Billy Joel Onscreen: Piano Man Talks ‘Shea’ Documentary and ‘Glee’
It’s been a month and a half since Billy Joel and Elton John’s Face to Face tour ended, but Joel doesn’t consider the break a hiatus. “What hiatus?” he says. “I’ve been off for four weeks. That’s a hiatus? I guess for Pharrell it would be.”
The singer/songwriter admits he wanted to pause to “be a bum for a while” — “Everyone else in the country is out of work! Let me tune in to what that’s like!” — but insists he can’t stop himself from working on new projects, including the documentary The Last Play at Shea, which premiered Sunday at the Tribeca Film Festival.

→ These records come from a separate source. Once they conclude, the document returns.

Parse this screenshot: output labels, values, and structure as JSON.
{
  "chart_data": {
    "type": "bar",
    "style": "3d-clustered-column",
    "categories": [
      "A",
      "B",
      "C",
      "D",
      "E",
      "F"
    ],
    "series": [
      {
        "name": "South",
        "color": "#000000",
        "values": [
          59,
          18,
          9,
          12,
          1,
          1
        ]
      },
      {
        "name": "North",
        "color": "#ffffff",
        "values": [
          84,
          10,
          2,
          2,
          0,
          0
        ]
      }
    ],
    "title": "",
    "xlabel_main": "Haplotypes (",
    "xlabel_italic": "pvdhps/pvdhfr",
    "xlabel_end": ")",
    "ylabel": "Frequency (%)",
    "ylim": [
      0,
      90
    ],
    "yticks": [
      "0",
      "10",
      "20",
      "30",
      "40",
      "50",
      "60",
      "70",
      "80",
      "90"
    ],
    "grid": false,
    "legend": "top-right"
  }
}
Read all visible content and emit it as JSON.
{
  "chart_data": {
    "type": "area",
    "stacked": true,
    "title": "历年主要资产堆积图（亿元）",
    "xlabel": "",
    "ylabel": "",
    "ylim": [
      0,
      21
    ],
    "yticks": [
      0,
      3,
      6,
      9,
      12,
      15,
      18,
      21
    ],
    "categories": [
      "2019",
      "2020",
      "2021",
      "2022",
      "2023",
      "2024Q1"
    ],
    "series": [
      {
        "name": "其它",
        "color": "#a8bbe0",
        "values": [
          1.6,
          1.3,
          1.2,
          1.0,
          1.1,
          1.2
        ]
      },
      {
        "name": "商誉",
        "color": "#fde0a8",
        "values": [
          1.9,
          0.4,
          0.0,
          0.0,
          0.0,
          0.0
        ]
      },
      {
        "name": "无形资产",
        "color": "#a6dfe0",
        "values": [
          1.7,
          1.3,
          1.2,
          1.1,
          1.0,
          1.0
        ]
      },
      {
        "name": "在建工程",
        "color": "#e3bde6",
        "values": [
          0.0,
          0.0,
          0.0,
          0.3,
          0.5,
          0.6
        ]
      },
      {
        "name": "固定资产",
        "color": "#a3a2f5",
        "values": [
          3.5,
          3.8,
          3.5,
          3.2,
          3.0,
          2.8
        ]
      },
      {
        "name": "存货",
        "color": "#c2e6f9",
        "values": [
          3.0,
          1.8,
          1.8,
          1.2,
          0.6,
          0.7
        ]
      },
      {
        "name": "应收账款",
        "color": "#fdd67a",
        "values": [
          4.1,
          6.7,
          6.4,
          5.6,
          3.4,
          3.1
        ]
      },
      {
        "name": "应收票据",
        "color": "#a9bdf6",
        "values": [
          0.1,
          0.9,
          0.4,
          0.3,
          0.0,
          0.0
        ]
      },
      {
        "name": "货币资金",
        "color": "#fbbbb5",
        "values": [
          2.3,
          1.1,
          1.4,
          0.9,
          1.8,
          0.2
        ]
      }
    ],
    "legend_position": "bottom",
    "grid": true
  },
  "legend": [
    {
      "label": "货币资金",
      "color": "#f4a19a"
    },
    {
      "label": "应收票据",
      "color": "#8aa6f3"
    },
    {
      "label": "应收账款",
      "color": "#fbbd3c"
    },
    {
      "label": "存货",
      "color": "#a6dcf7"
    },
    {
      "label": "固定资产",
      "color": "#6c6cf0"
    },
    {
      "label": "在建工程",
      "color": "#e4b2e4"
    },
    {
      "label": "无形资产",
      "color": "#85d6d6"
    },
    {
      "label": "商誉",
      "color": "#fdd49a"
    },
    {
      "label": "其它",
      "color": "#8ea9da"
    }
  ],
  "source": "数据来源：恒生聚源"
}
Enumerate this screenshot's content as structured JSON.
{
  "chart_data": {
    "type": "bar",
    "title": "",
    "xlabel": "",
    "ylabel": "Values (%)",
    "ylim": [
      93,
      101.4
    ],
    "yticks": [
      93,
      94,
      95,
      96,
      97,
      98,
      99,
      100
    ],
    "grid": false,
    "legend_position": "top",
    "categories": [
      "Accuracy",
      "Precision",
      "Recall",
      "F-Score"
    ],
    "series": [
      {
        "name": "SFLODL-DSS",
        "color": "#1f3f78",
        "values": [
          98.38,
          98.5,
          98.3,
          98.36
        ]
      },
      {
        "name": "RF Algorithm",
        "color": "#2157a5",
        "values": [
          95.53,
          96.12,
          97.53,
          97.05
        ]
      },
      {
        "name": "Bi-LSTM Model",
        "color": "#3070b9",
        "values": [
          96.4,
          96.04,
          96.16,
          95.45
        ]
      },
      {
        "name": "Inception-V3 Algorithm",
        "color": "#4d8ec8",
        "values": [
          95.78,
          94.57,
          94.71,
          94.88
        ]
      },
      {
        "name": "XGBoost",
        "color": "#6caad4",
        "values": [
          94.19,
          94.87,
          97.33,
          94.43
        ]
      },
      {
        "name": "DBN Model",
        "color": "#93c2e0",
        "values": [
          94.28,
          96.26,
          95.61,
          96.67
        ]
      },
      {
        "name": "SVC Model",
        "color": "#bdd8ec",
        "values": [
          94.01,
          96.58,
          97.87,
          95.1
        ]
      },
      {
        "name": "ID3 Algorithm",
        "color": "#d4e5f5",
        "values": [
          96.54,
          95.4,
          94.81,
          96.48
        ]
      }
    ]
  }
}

The film uses Joel’s July 2008 concerts at New York’s Shea Stadium — the last-ever shows there before it was demolished to make way for the Mets’ new home, Citi Field — as a backdrop for telling the history of the venue and its most famous events, including the Beatles’ historic 1965 concert and the Police’s farewell gig in 1983. “When I was a little kid, I used to watch the Mets play baseball there, and the Beatles played there, and when they asked me to play the same place, I was bamboozled,” Joel says. “You want me to play the same place the Beatles played? That was pretty cool.”
To mark the occasion as both a celebration of Shea’s history and a eulogy for the venue, Joel had invited a slew of guests to join him onstage, including John Mayer, Roger Daltrey, John Mellencamp, Steven Tyler, Garth Brooks, Tony Bennett and Paul McCartney. One of the film’s big moments depicts McCartney’s miraculous arrival, as air traffic controllers, customs agents and police all worked together to get the Beatle to the stadium right before the end of the second show with just minutes to spare.

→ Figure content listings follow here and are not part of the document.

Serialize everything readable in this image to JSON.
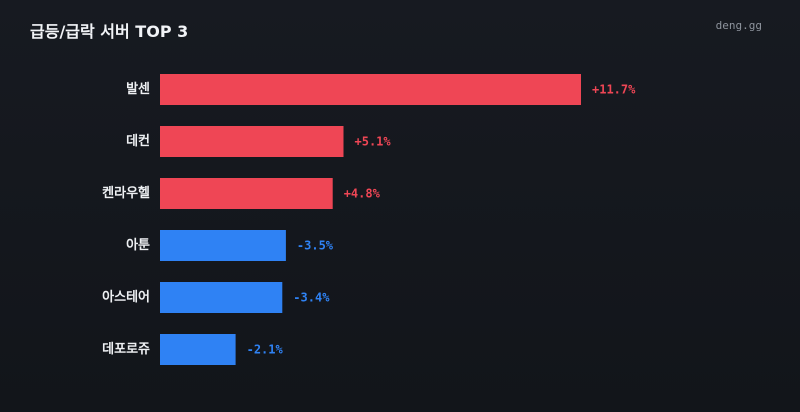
{
  "header": {
    "title": "급등/급락 서버 TOP 3",
    "brand": "deng.gg"
  },
  "colors": {
    "up": "#ef4655",
    "down": "#2f82f4",
    "background": "#14171d"
  },
  "chart_data": {
    "type": "bar",
    "orientation": "horizontal",
    "title": "급등/급락 서버 TOP 3",
    "categories": [
      "발센",
      "데컨",
      "켄라우헬",
      "아툰",
      "아스테어",
      "데포로쥬"
    ],
    "values": [
      11.7,
      5.1,
      4.8,
      -3.5,
      -3.4,
      -2.1
    ],
    "value_labels": [
      "+11.7%",
      "+5.1%",
      "+4.8%",
      "-3.5%",
      "-3.4%",
      "-2.1%"
    ],
    "unit": "%",
    "bar_length_scale": "absolute value",
    "xlim": [
      0,
      11.7
    ],
    "grid": false,
    "legend": "none"
  }
}
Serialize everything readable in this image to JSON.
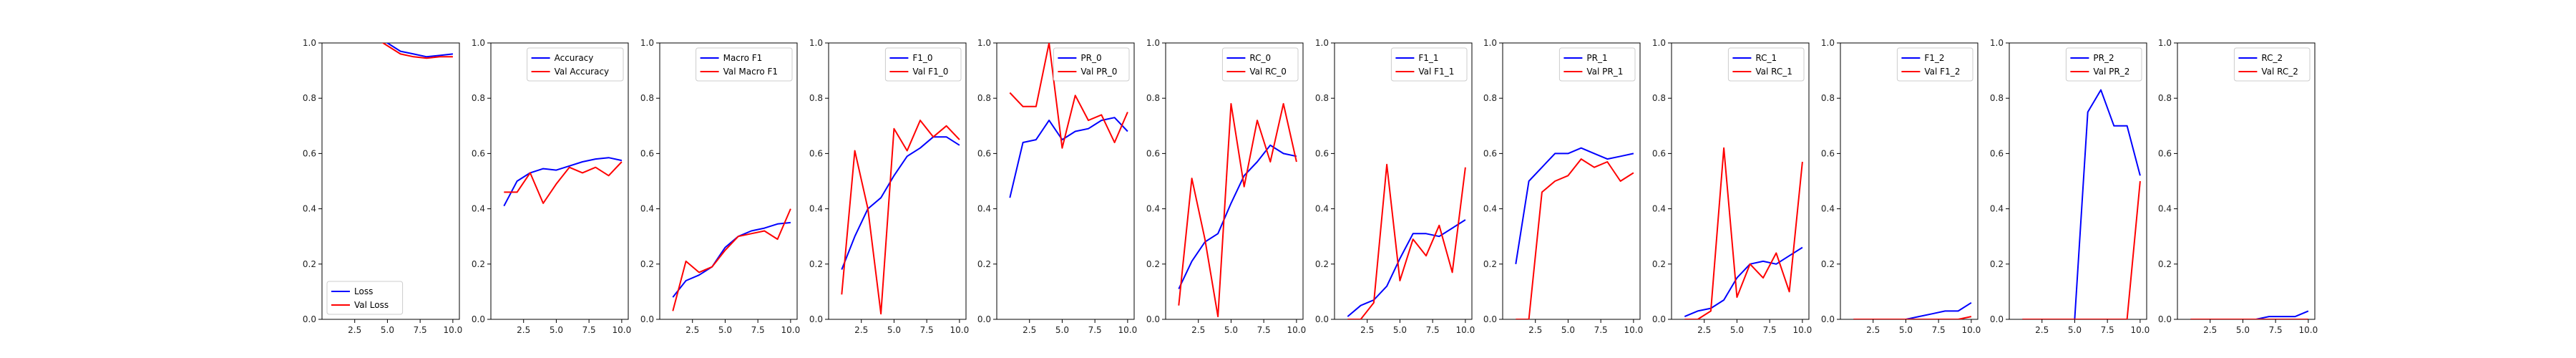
{
  "colors": {
    "train": "#0000ff",
    "val": "#ff0000"
  },
  "chart_data": [
    {
      "type": "line",
      "x": [
        1,
        2,
        3,
        4,
        5,
        6,
        7,
        8,
        9,
        10
      ],
      "xlim": [
        0,
        10.5
      ],
      "ylim": [
        0,
        1.0
      ],
      "xticks": [
        "2.5",
        "5.0",
        "7.5",
        "10.0"
      ],
      "yticks": [
        "0.0",
        "0.2",
        "0.4",
        "0.6",
        "0.8",
        "1.0"
      ],
      "legend_loc": "lower-left",
      "series": [
        {
          "name": "Loss",
          "role": "train",
          "values": [
            1.12,
            1.09,
            1.05,
            1.03,
            1.0,
            0.97,
            0.96,
            0.95,
            0.955,
            0.96
          ]
        },
        {
          "name": "Val Loss",
          "role": "val",
          "values": [
            1.1,
            1.08,
            1.05,
            1.02,
            0.99,
            0.96,
            0.95,
            0.945,
            0.95,
            0.95
          ]
        }
      ]
    },
    {
      "type": "line",
      "x": [
        1,
        2,
        3,
        4,
        5,
        6,
        7,
        8,
        9,
        10
      ],
      "xlim": [
        0,
        10.5
      ],
      "ylim": [
        0,
        1.0
      ],
      "xticks": [
        "2.5",
        "5.0",
        "7.5",
        "10.0"
      ],
      "yticks": [
        "0.0",
        "0.2",
        "0.4",
        "0.6",
        "0.8",
        "1.0"
      ],
      "legend_loc": "upper-right",
      "series": [
        {
          "name": "Accuracy",
          "role": "train",
          "values": [
            0.41,
            0.5,
            0.53,
            0.545,
            0.54,
            0.555,
            0.57,
            0.58,
            0.585,
            0.575
          ]
        },
        {
          "name": "Val Accuracy",
          "role": "val",
          "values": [
            0.46,
            0.46,
            0.53,
            0.42,
            0.49,
            0.55,
            0.53,
            0.55,
            0.52,
            0.57
          ]
        }
      ]
    },
    {
      "type": "line",
      "x": [
        1,
        2,
        3,
        4,
        5,
        6,
        7,
        8,
        9,
        10
      ],
      "xlim": [
        0,
        10.5
      ],
      "ylim": [
        0,
        1.0
      ],
      "xticks": [
        "2.5",
        "5.0",
        "7.5",
        "10.0"
      ],
      "yticks": [
        "0.0",
        "0.2",
        "0.4",
        "0.6",
        "0.8",
        "1.0"
      ],
      "legend_loc": "upper-right",
      "series": [
        {
          "name": "Macro F1",
          "role": "train",
          "values": [
            0.08,
            0.14,
            0.16,
            0.19,
            0.26,
            0.3,
            0.32,
            0.33,
            0.345,
            0.35
          ]
        },
        {
          "name": "Val Macro F1",
          "role": "val",
          "values": [
            0.03,
            0.21,
            0.17,
            0.19,
            0.25,
            0.3,
            0.31,
            0.32,
            0.29,
            0.4
          ]
        }
      ]
    },
    {
      "type": "line",
      "x": [
        1,
        2,
        3,
        4,
        5,
        6,
        7,
        8,
        9,
        10
      ],
      "xlim": [
        0,
        10.5
      ],
      "ylim": [
        0,
        1.0
      ],
      "xticks": [
        "2.5",
        "5.0",
        "7.5",
        "10.0"
      ],
      "yticks": [
        "0.0",
        "0.2",
        "0.4",
        "0.6",
        "0.8",
        "1.0"
      ],
      "legend_loc": "upper-right",
      "series": [
        {
          "name": "F1_0",
          "role": "train",
          "values": [
            0.18,
            0.3,
            0.4,
            0.44,
            0.52,
            0.59,
            0.62,
            0.66,
            0.66,
            0.63
          ]
        },
        {
          "name": "Val F1_0",
          "role": "val",
          "values": [
            0.09,
            0.61,
            0.4,
            0.02,
            0.69,
            0.61,
            0.72,
            0.66,
            0.7,
            0.65
          ]
        }
      ]
    },
    {
      "type": "line",
      "x": [
        1,
        2,
        3,
        4,
        5,
        6,
        7,
        8,
        9,
        10
      ],
      "xlim": [
        0,
        10.5
      ],
      "ylim": [
        0,
        1.0
      ],
      "xticks": [
        "2.5",
        "5.0",
        "7.5",
        "10.0"
      ],
      "yticks": [
        "0.0",
        "0.2",
        "0.4",
        "0.6",
        "0.8",
        "1.0"
      ],
      "legend_loc": "upper-right",
      "series": [
        {
          "name": "PR_0",
          "role": "train",
          "values": [
            0.44,
            0.64,
            0.65,
            0.72,
            0.65,
            0.68,
            0.69,
            0.72,
            0.73,
            0.68
          ]
        },
        {
          "name": "Val PR_0",
          "role": "val",
          "values": [
            0.82,
            0.77,
            0.77,
            1.0,
            0.62,
            0.81,
            0.72,
            0.74,
            0.64,
            0.75
          ]
        }
      ]
    },
    {
      "type": "line",
      "x": [
        1,
        2,
        3,
        4,
        5,
        6,
        7,
        8,
        9,
        10
      ],
      "xlim": [
        0,
        10.5
      ],
      "ylim": [
        0,
        1.0
      ],
      "xticks": [
        "2.5",
        "5.0",
        "7.5",
        "10.0"
      ],
      "yticks": [
        "0.0",
        "0.2",
        "0.4",
        "0.6",
        "0.8",
        "1.0"
      ],
      "legend_loc": "upper-right",
      "series": [
        {
          "name": "RC_0",
          "role": "train",
          "values": [
            0.11,
            0.21,
            0.28,
            0.31,
            0.42,
            0.52,
            0.57,
            0.63,
            0.6,
            0.59
          ]
        },
        {
          "name": "Val RC_0",
          "role": "val",
          "values": [
            0.05,
            0.51,
            0.29,
            0.01,
            0.78,
            0.48,
            0.72,
            0.57,
            0.78,
            0.57
          ]
        }
      ]
    },
    {
      "type": "line",
      "x": [
        1,
        2,
        3,
        4,
        5,
        6,
        7,
        8,
        9,
        10
      ],
      "xlim": [
        0,
        10.5
      ],
      "ylim": [
        0,
        1.0
      ],
      "xticks": [
        "2.5",
        "5.0",
        "7.5",
        "10.0"
      ],
      "yticks": [
        "0.0",
        "0.2",
        "0.4",
        "0.6",
        "0.8",
        "1.0"
      ],
      "legend_loc": "upper-right",
      "series": [
        {
          "name": "F1_1",
          "role": "train",
          "values": [
            0.01,
            0.05,
            0.07,
            0.12,
            0.22,
            0.31,
            0.31,
            0.3,
            0.33,
            0.36
          ]
        },
        {
          "name": "Val F1_1",
          "role": "val",
          "values": [
            0.0,
            0.0,
            0.06,
            0.56,
            0.14,
            0.29,
            0.23,
            0.34,
            0.17,
            0.55
          ]
        }
      ]
    },
    {
      "type": "line",
      "x": [
        1,
        2,
        3,
        4,
        5,
        6,
        7,
        8,
        9,
        10
      ],
      "xlim": [
        0,
        10.5
      ],
      "ylim": [
        0,
        1.0
      ],
      "xticks": [
        "2.5",
        "5.0",
        "7.5",
        "10.0"
      ],
      "yticks": [
        "0.0",
        "0.2",
        "0.4",
        "0.6",
        "0.8",
        "1.0"
      ],
      "legend_loc": "upper-right",
      "series": [
        {
          "name": "PR_1",
          "role": "train",
          "values": [
            0.2,
            0.5,
            0.55,
            0.6,
            0.6,
            0.62,
            0.6,
            0.58,
            0.59,
            0.6
          ]
        },
        {
          "name": "Val PR_1",
          "role": "val",
          "values": [
            0.0,
            0.0,
            0.46,
            0.5,
            0.52,
            0.58,
            0.55,
            0.57,
            0.5,
            0.53
          ]
        }
      ]
    },
    {
      "type": "line",
      "x": [
        1,
        2,
        3,
        4,
        5,
        6,
        7,
        8,
        9,
        10
      ],
      "xlim": [
        0,
        10.5
      ],
      "ylim": [
        0,
        1.0
      ],
      "xticks": [
        "2.5",
        "5.0",
        "7.5",
        "10.0"
      ],
      "yticks": [
        "0.0",
        "0.2",
        "0.4",
        "0.6",
        "0.8",
        "1.0"
      ],
      "legend_loc": "upper-right",
      "series": [
        {
          "name": "RC_1",
          "role": "train",
          "values": [
            0.01,
            0.03,
            0.04,
            0.07,
            0.15,
            0.2,
            0.21,
            0.2,
            0.23,
            0.26
          ]
        },
        {
          "name": "Val RC_1",
          "role": "val",
          "values": [
            0.0,
            0.0,
            0.03,
            0.62,
            0.08,
            0.2,
            0.15,
            0.24,
            0.1,
            0.57
          ]
        }
      ]
    },
    {
      "type": "line",
      "x": [
        1,
        2,
        3,
        4,
        5,
        6,
        7,
        8,
        9,
        10
      ],
      "xlim": [
        0,
        10.5
      ],
      "ylim": [
        0,
        1.0
      ],
      "xticks": [
        "2.5",
        "5.0",
        "7.5",
        "10.0"
      ],
      "yticks": [
        "0.0",
        "0.2",
        "0.4",
        "0.6",
        "0.8",
        "1.0"
      ],
      "legend_loc": "upper-right",
      "series": [
        {
          "name": "F1_2",
          "role": "train",
          "values": [
            0.0,
            0.0,
            0.0,
            0.0,
            0.0,
            0.01,
            0.02,
            0.03,
            0.03,
            0.06
          ]
        },
        {
          "name": "Val F1_2",
          "role": "val",
          "values": [
            0.0,
            0.0,
            0.0,
            0.0,
            0.0,
            0.0,
            0.0,
            0.0,
            0.0,
            0.01
          ]
        }
      ]
    },
    {
      "type": "line",
      "x": [
        1,
        2,
        3,
        4,
        5,
        6,
        7,
        8,
        9,
        10
      ],
      "xlim": [
        0,
        10.5
      ],
      "ylim": [
        0,
        1.0
      ],
      "xticks": [
        "2.5",
        "5.0",
        "7.5",
        "10.0"
      ],
      "yticks": [
        "0.0",
        "0.2",
        "0.4",
        "0.6",
        "0.8",
        "1.0"
      ],
      "legend_loc": "upper-right",
      "series": [
        {
          "name": "PR_2",
          "role": "train",
          "values": [
            0.0,
            0.0,
            0.0,
            0.0,
            0.0,
            0.75,
            0.83,
            0.7,
            0.7,
            0.52
          ]
        },
        {
          "name": "Val PR_2",
          "role": "val",
          "values": [
            0.0,
            0.0,
            0.0,
            0.0,
            0.0,
            0.0,
            0.0,
            0.0,
            0.0,
            0.5
          ]
        }
      ]
    },
    {
      "type": "line",
      "x": [
        1,
        2,
        3,
        4,
        5,
        6,
        7,
        8,
        9,
        10
      ],
      "xlim": [
        0,
        10.5
      ],
      "ylim": [
        0,
        1.0
      ],
      "xticks": [
        "2.5",
        "5.0",
        "7.5",
        "10.0"
      ],
      "yticks": [
        "0.0",
        "0.2",
        "0.4",
        "0.6",
        "0.8",
        "1.0"
      ],
      "legend_loc": "upper-right",
      "series": [
        {
          "name": "RC_2",
          "role": "train",
          "values": [
            0.0,
            0.0,
            0.0,
            0.0,
            0.0,
            0.0,
            0.01,
            0.01,
            0.01,
            0.03
          ]
        },
        {
          "name": "Val RC_2",
          "role": "val",
          "values": [
            0.0,
            0.0,
            0.0,
            0.0,
            0.0,
            0.0,
            0.0,
            0.0,
            0.0,
            0.0
          ]
        }
      ]
    }
  ]
}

Because the crew shot both nights of Joel’s three-and-half-hour long performances, director Paul Crowder and the producers behind The Last Play at Shea plan to release a separate concert film later this year. “That will probably be really boring though,” Joel says, turning self-deprecating. “Concert films are kind of like jumbo shrimp. It’s not a concert, it’s a film, but you’re not at the concert, so that’s already one dimension removed. I hate concert films, but that’s just me. Maybe it’ll be a big hit. Who knows?”
In the meantime, Joel’s been busy writing new music — “thematic music, orchestral music” — that could end up becoming new songs or movie scores. Some of it could even be for a chorus to sing, he said — and if Glee is interested in it, or his back catalog, he’s open to following in Madonna’s footsteps and giving the show the opportunity to do a Billy Joel-centered episode.
“Take it,” he says. “Do the material. I already told them, use my songs. I was in chorus in high school, so I know what that stuff’s all about. I love stuff like that.”